Just today I read (via a link from Twitter – how a massive US restaurant chain is testing a system that will surely have a negative effect on staff. “The program will sync with existing cameras and use machine learning to “analyze footage of restaurant staff at work and interacting with guests,” and send statistics to managers.“!

The price of components are so low now that creation and prototyping of IoT devices has become so much easier. The home of the ‘component industry’ is Shenzhen. “Shenzhen: The Silicon Valley of Hardware” was something I watched a couple of months ago that provided me with great insight on how much creativity and entrepreneurship is in the space. I wonder if it is this element that will help some IoT devices overcome the hype cycles trough of disillusionment.

DEVICE TYPE – Smart speaker that has personal assistant functionality

SENSORS – The Echo typical use case is via voice interaction using microphones and speakers. ( “The main control is the seven-microphone array built into the top, which uses beamforming technology and noise cancellation to “hear” your voice (i.e., record it and send it to the cloud).” The article also provides the following hardware information: ” A rectangular, side-mounted board above the speakers contains the brains and communication components, including the following [sources: Cunningham, Detwiler, Ifixit]:

  • TI DM3725 ARM Cortex-A8 Core Digital Media Processor
  • A TI power management integrated circuit (IC)
  • 4 gigabytes (GB) of NAND flash memory
  • 256 megabytes (MB) of LPDDR1 random access memory (RAM)
  • A Qualcomm Atheros QCA6234 dual-band 802.11n WiFi and Bluetooth 4.0 module.“

CONNECTIVITY – Connected via wireless internet, the device has no functionality if not ‘online’ and connected although the app that accompanies the device is still accessible. The speaker also has Bluetooth capability for playing other audio from your phone or tablet.

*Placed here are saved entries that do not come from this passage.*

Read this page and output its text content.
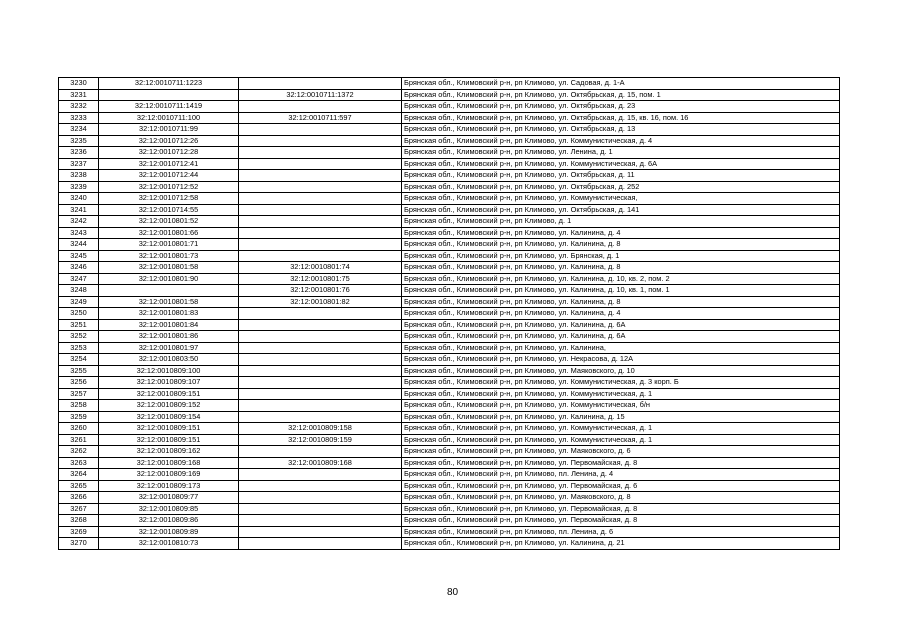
3230	32:12:0010711:1223		Брянская обл., Климовский р-н, рп Климово, ул. Садовая, д. 1-А
3231		32:12:0010711:1372	Брянская обл., Климовский р-н, рп Климово, ул. Октябрьская, д. 15, пом. 1
3232	32:12:0010711:1419		Брянская обл., Климовский р-н, рп Климово, ул. Октябрьская, д. 23
3233	32:12:0010711:100	32:12:0010711:597	Брянская обл., Климовский р-н, рп Климово, ул. Октябрьская, д. 15, кв. 16, пом. 16
3234	32:12:0010711:99		Брянская обл., Климовский р-н, рп Климово, ул. Октябрьская, д. 13
3235	32:12:0010712:26		Брянская обл., Климовский р-н, рп Климово, ул. Коммунистическая, д. 4
3236	32:12:0010712:28		Брянская обл., Климовский р-н, рп Климово, ул. Ленина, д. 1
3237	32:12:0010712:41		Брянская обл., Климовский р-н, рп Климово, ул. Коммунистическая, д. 6А
3238	32:12:0010712:44		Брянская обл., Климовский р-н, рп Климово, ул. Октябрьская, д. 11
3239	32:12:0010712:52		Брянская обл., Климовский р-н, рп Климово, ул. Октябрьская, д. 252
3240	32:12:0010712:58		Брянская обл., Климовский р-н, рп Климово, ул. Коммунистическая,
3241	32:12:0010714:55		Брянская обл., Климовский р-н, рп Климово, ул. Октябрьская, д. 141
3242	32:12:0010801:52		Брянская обл., Климовский р-н, рп Климово, д. 1
3243	32:12:0010801:66		Брянская обл., Климовский р-н, рп Климово, ул. Калинина, д. 4
3244	32:12:0010801:71		Брянская обл., Климовский р-н, рп Климово, ул. Калинина, д. 8
3245	32:12:0010801:73		Брянская обл., Климовский р-н, рп Климово, ул. Брянская, д. 1
3246	32:12:0010801:58	32:12:0010801:74	Брянская обл., Климовский р-н, рп Климово, ул. Калинина, д. 8
3247	32:12:0010801:90	32:12:0010801:75	Брянская обл., Климовский р-н, рп Климово, ул. Калинина, д. 10, кв. 2, пом. 2
3248		32:12:0010801:76	Брянская обл., Климовский р-н, рп Климово, ул. Калинина, д. 10, кв. 1, пом. 1
3249	32:12:0010801:58	32:12:0010801:82	Брянская обл., Климовский р-н, рп Климово, ул. Калинина, д. 8
3250	32:12:0010801:83		Брянская обл., Климовский р-н, рп Климово, ул. Калинина, д. 4
3251	32:12:0010801:84		Брянская обл., Климовский р-н, рп Климово, ул. Калинина, д. 6А
3252	32:12:0010801:86		Брянская обл., Климовский р-н, рп Климово, ул. Калинина, д. 6А
3253	32:12:0010801:97		Брянская обл., Климовский р-н, рп Климово, ул. Калинина,
3254	32:12:0010803:50		Брянская обл., Климовский р-н, рп Климово, ул. Некрасова, д. 12А
3255	32:12:0010809:100		Брянская обл., Климовский р-н, рп Климово, ул. Маяковского, д. 10
3256	32:12:0010809:107		Брянская обл., Климовский р-н, рп Климово, ул. Коммунистическая, д. 3 корп. Б
3257	32:12:0010809:151		Брянская обл., Климовский р-н, рп Климово, ул. Коммунистическая, д. 1
3258	32:12:0010809:152		Брянская обл., Климовский р-н, рп Климово, ул. Коммунистическая, б/н
3259	32:12:0010809:154		Брянская обл., Климовский р-н, рп Климово, ул. Калинина, д. 15
3260	32:12:0010809:151	32:12:0010809:158	Брянская обл., Климовский р-н, рп Климово, ул. Коммунистическая, д. 1
3261	32:12:0010809:151	32:12:0010809:159	Брянская обл., Климовский р-н, рп Климово, ул. Коммунистическая, д. 1
3262	32:12:0010809:162		Брянская обл., Климовский р-н, рп Климово, ул. Маяковского, д. 6
3263	32:12:0010809:168	32:12:0010809:168	Брянская обл., Климовский р-н, рп Климово, ул. Первомайская, д. 8
3264	32:12:0010809:169		Брянская обл., Климовский р-н, рп Климово, пл. Ленина, д. 4
3265	32:12:0010809:173		Брянская обл., Климовский р-н, рп Климово, ул. Первомайская, д. 6
3266	32:12:0010809:77		Брянская обл., Климовский р-н, рп Климово, ул. Маяковского, д. 8
3267	32:12:0010809:85		Брянская обл., Климовский р-н, рп Климово, ул. Первомайская, д. 8
3268	32:12:0010809:86		Брянская обл., Климовский р-н, рп Климово, ул. Первомайская, д. 8
3269	32:12:0010809:89		Брянская обл., Климовский р-н, рп Климово, пл. Ленина, д. 6
3270	32:12:0010810:73		Брянская обл., Климовский р-н, рп Климово, ул. Калинина, д. 21
80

DATA – The speaker connects with the Alexa system and processes voice data locally and in the cloud. I perosnally haven’t found it to be so effective but the system apparently adapts to learn your voice commands better.

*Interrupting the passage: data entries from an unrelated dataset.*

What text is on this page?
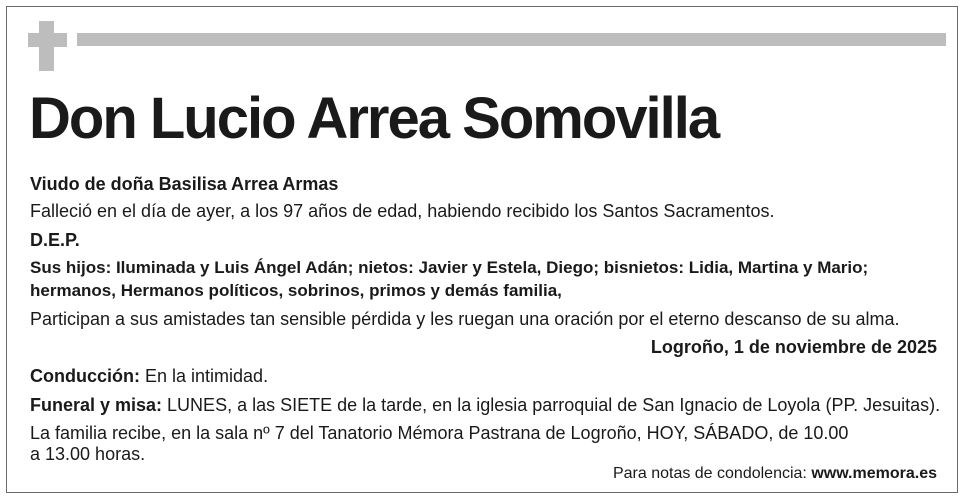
Don Lucio Arrea Somovilla
Viudo de doña Basilisa Arrea Armas
Falleció en el día de ayer, a los 97 años de edad, habiendo recibido los Santos Sacramentos.
D.E.P.
Sus hijos: Iluminada y Luis Ángel Adán; nietos: Javier y Estela, Diego; bisnietos: Lidia, Martina y Mario;
hermanos, Hermanos políticos, sobrinos, primos y demás familia,
Participan a sus amistades tan sensible pérdida y les ruegan una oración por el eterno descanso de su alma.
Logroño, 1 de noviembre de 2025
Conducción: En la intimidad.
Funeral y misa: LUNES, a las SIETE de la tarde, en la iglesia parroquial de San Ignacio de Loyola (PP. Jesuitas).
La familia recibe, en la sala nº 7 del Tanatorio Mémora Pastrana de Logroño, HOY, SÁBADO, de 10.00
a 13.00 horas.
Para notas de condolencia: www.memora.es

DATA FREQUENCY – According to Privacy International ( data is sent to the cloud after every activation/usage.

VALUE PROPOSITION – With over 80,000 skills (or 3rd party apps) the device aims to solve a multitide of problems. The simplest extraction would be, to quote their webpage, “Make your life easier at home”.

SECURITY – The above article link also describes in detail how the microphones must always be on to be able to respond to the wake or activation word. In theory these snippets are stored locally and are deleted at regular intervals but the process is not totally transparent and the devices involvement in serious crime cases proves how vulnerable you are. Many feel they have nothing to hide but you never know what the future brings. The new third generation device has made a slight change to tackle customer scepticism as seen in the picture below from their website. Amazon is a technology behemoth and so the volume of different data points they can infer or predict customer behaviour must be immense.

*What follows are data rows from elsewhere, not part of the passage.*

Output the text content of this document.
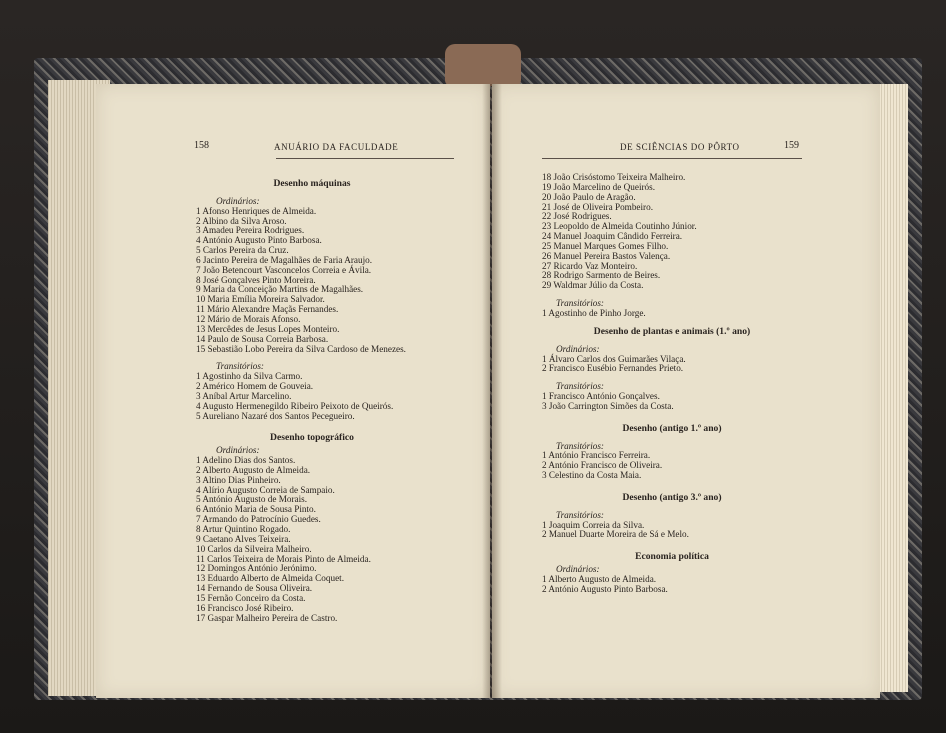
158	ANUÁRIO DA FACULDADE
Desenho máquinas
Ordinários:
1 Afonso Henriques de Almeida.
2 Albino da Silva Aroso.
3 Amadeu Pereira Rodrigues.
4 António Augusto Pinto Barbosa.
5 Carlos Pereira da Cruz.
6 Jacinto Pereira de Magalhães de Faria Araujo.
7 João Betencourt Vasconcelos Correia e Ávila.
8 José Gonçalves Pinto Moreira.
9 Maria da Conceição Martins de Magalhães.
10 Maria Emília Moreira Salvador.
11 Mário Alexandre Maçãs Fernandes.
12 Mário de Morais Afonso.
13 Mercêdes de Jesus Lopes Monteiro.
14 Paulo de Sousa Correia Barbosa.
15 Sebastião Lobo Pereira da Silva Cardoso de Menezes.
Transitórios:
1 Agostinho da Silva Carmo.
2 Américo Homem de Gouveia.
3 Aníbal Artur Marcelino.
4 Augusto Hermenegildo Ribeiro Peixoto de Queirós.
5 Aureliano Nazaré dos Santos Pecegueiro.
Desenho topográfico
Ordinários:
1 Adelino Dias dos Santos.
2 Alberto Augusto de Almeida.
3 Altino Dias Pinheiro.
4 Alírio Augusto Correia de Sampaio.
5 António Augusto de Morais.
6 António Maria de Sousa Pinto.
7 Armando do Patrocínio Guedes.
8 Artur Quintino Rogado.
9 Caetano Alves Teixeira.
10 Carlos da Silveira Malheiro.
11 Carlos Teixeira de Morais Pinto de Almeida.
12 Domingos António Jerónimo.
13 Eduardo Alberto de Almeida Coquet.
14 Fernando de Sousa Oliveira.
15 Fernão Conceiro da Costa.
16 Francisco José Ribeiro.
17 Gaspar Malheiro Pereira de Castro.
DE SCIÊNCIAS DO PÔRTO	159
18 João Crisóstomo Teixeira Malheiro.
19 João Marcelino de Queirós.
20 João Paulo de Aragão.
21 José de Oliveira Pombeiro.
22 José Rodrigues.
23 Leopoldo de Almeida Coutinho Júnior.
24 Manuel Joaquim Cândido Ferreira.
25 Manuel Marques Gomes Filho.
26 Manuel Pereira Bastos Valença.
27 Ricardo Vaz Monteiro.
28 Rodrigo Sarmento de Beires.
29 Waldmar Júlio da Costa.
Transitórios:
1 Agostinho de Pinho Jorge.
Desenho de plantas e animais (1.º ano)
Ordinários:
1 Álvaro Carlos dos Guimarães Vilaça.
2 Francisco Eusébio Fernandes Prieto.
Transitórios:
1 Francisco António Gonçalves.
3 João Carrington Simões da Costa.
Desenho (antigo 1.º ano)
Transitórios:
1 António Francisco Ferreira.
2 António Francisco de Oliveira.
3 Celestino da Costa Maia.
Desenho (antigo 3.º ano)
Transitórios:
1 Joaquim Correia da Silva.
2 Manuel Duarte Moreira de Sá e Melo.
Economia política
Ordinários:
1 Alberto Augusto de Almeida.
2 António Augusto Pinto Barbosa.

I found it interesting to dig into the hardware side of things, something I’ve rarely done and know little about. My focus in the last couple of years has revolved around chatbots that are web based. The technologies have a lot in common and a lot of similar use cases. The biggest problem I have encountered with chatbot development is an even bigger problem in voice interfaces. The promise is so great with the technology because it is so natural – in theory interacting with the device doesn’t have to be learned – you just ask it what you want to do. But this ‘natural interface’ also raises expectations to a human level. So when it doesn’t work, users frustration is much higher than if a laptop crashes for example – laptops don’t get shouted at for being dum as much as personal assistants do!

The experience of using and researching this device will continue to help me throughout my studies as a frame of reference whilst I learn and gain more data science skills. For example running an experimental deep learning algorithm on a large data set of voice snippets to reveal behaviours is quite an exciting challenge I hope to take on.